Voilà deux semaines que je suis aux États-Unis, un peu coupé de l’actualité européenne, et passant beaucoup de temps dans les aéroports, qui sont des lieux qui m’ont toujours enchanté, mais qui ne sont pas les meilleurs pour rester en phase avec le monde… Mais n’est-ce pas une manière d’approcher la vie de ceux qui gèrent des pouvoirs et des sommes énormes, eux aussi complètement déconnectés des réalités, dans un monde artificiel qui se substitue à celui dans lequel se dépatouillent tant bien que mal les millions d’individus sur lesquels ils exercent leur pouvoir et dont ils tirent leur fortune ?
Lors d’une discussion à bâtons rompus avec une amie américaine, démocrate souhaitant ardemment l’élection de Mme Clinton, me voilà interpellé : « Qu’est-ce qui passe dans le « soccer » ? Et pourquoi a-t-il fallu que ce soit nous qui nous en mêlions pour que le scandale soit dénoncé et les gens sommés de se justifier devant la justice ? C’est fou, non ? En plus, personne ne s’intéresse au « soccer » aux States. »

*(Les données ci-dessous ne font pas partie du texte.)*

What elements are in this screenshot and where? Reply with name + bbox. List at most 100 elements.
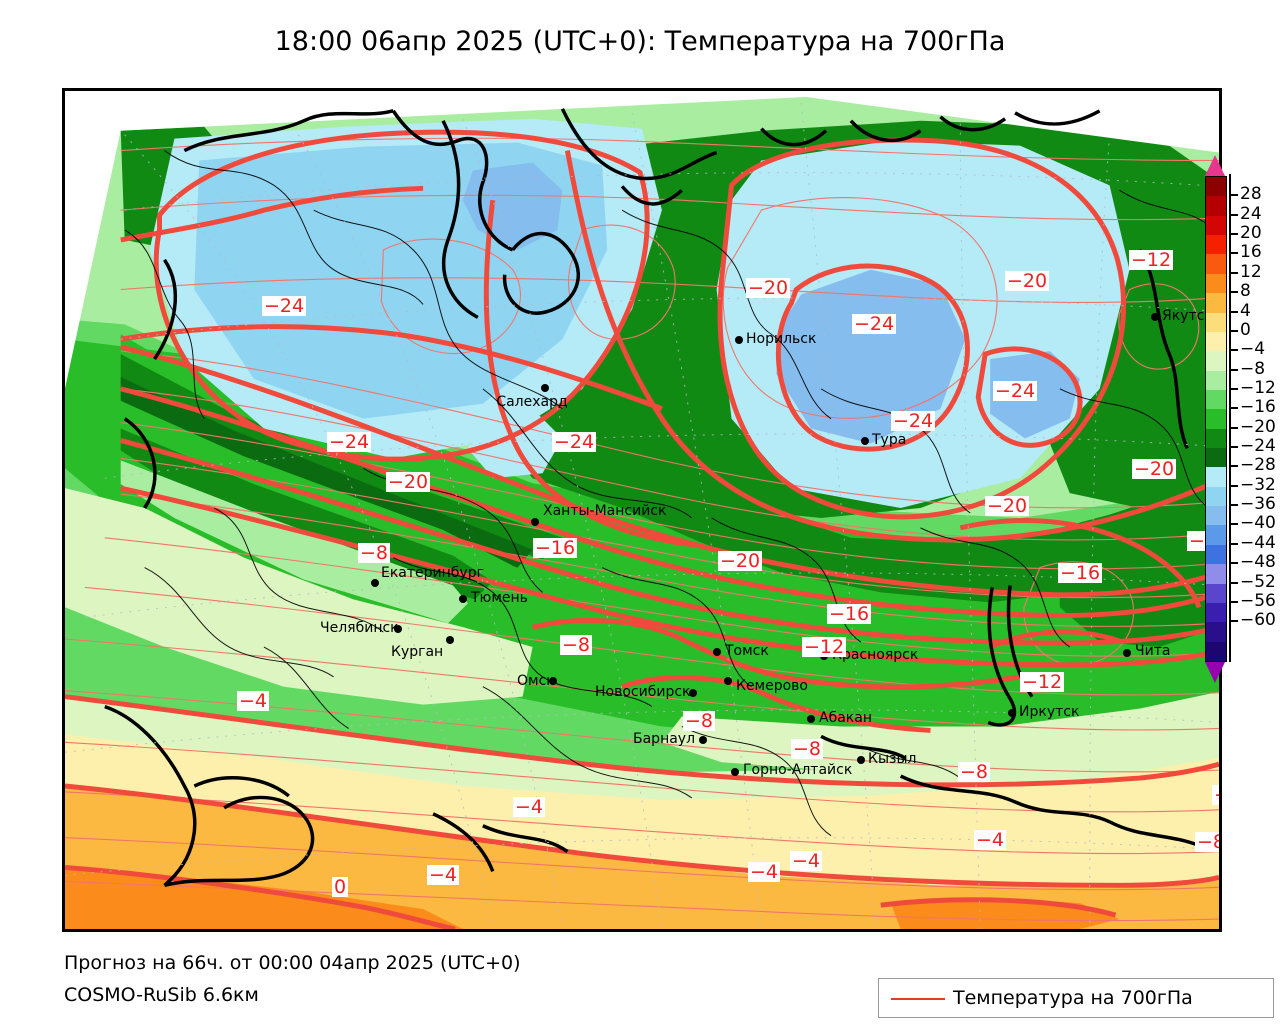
contour-value-label: −20: [1132, 458, 1177, 480]
colorbar-tick: [1231, 329, 1238, 332]
weather-map[interactable]: Салехард Норильск Тура Якутск Ханты-Мансийск…: [62, 88, 1222, 932]
colorbar-tick: [1231, 387, 1238, 390]
colorbar-tick-label: −52: [1240, 571, 1276, 592]
colorbar-tick: [1231, 407, 1238, 410]
colorbar-tick: [1231, 349, 1238, 352]
colorbar-segment: [1206, 467, 1226, 487]
legend-line-swatch: [891, 998, 945, 1000]
colorbar-tick: [1231, 194, 1238, 197]
city-label: Горно-Алтайск: [743, 762, 853, 778]
contour-value-label: −4: [974, 829, 1007, 851]
contour-value-label: −24: [262, 295, 307, 317]
temperature-colorbar[interactable]: 28 24 20 16 12 8 4 0 −4 −8 −12 −16 −20 −24 −28 −32 −36 −4…: [1203, 155, 1277, 700]
contour-value-label: −16: [1058, 562, 1103, 584]
colorbar-tick-label: 20: [1240, 223, 1262, 244]
city-label: Норильск: [746, 331, 817, 347]
city-dot-icon: [807, 715, 815, 723]
colorbar-segment: [1206, 622, 1226, 642]
colorbar-axis: [1229, 174, 1231, 662]
colorbar-segment: [1206, 254, 1226, 274]
contour-value-label: −4: [1221, 852, 1222, 872]
colorbar-tick-label: −60: [1240, 610, 1276, 631]
city-label: Чита: [1135, 643, 1171, 659]
contour-value-label: −8: [1195, 832, 1219, 852]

De fait, imagine-t-on la Belgique aller enquêter sur d’éventuelles fraudes dans le monde du baseball américain, alors que sa justice a déjà tellement peu de moyens et que Michel Claise s’indigne devant ce qu’il estime être une déconstruction programmée de notre appareil judiciaire ? On rétorquera que nous nous sommes dotés d’une compétence internationale en matière de crime contre l’humanité et que la Belgique a mené des procès retentissants liés au génocide rwandais. Et les mauvaises langues rétorqueront que notre justice est libre d’aller mettre son nez dans des dossiers qui ne dérangent pas ce monde au-dessus des lois de l’argent et du pouvoir réel…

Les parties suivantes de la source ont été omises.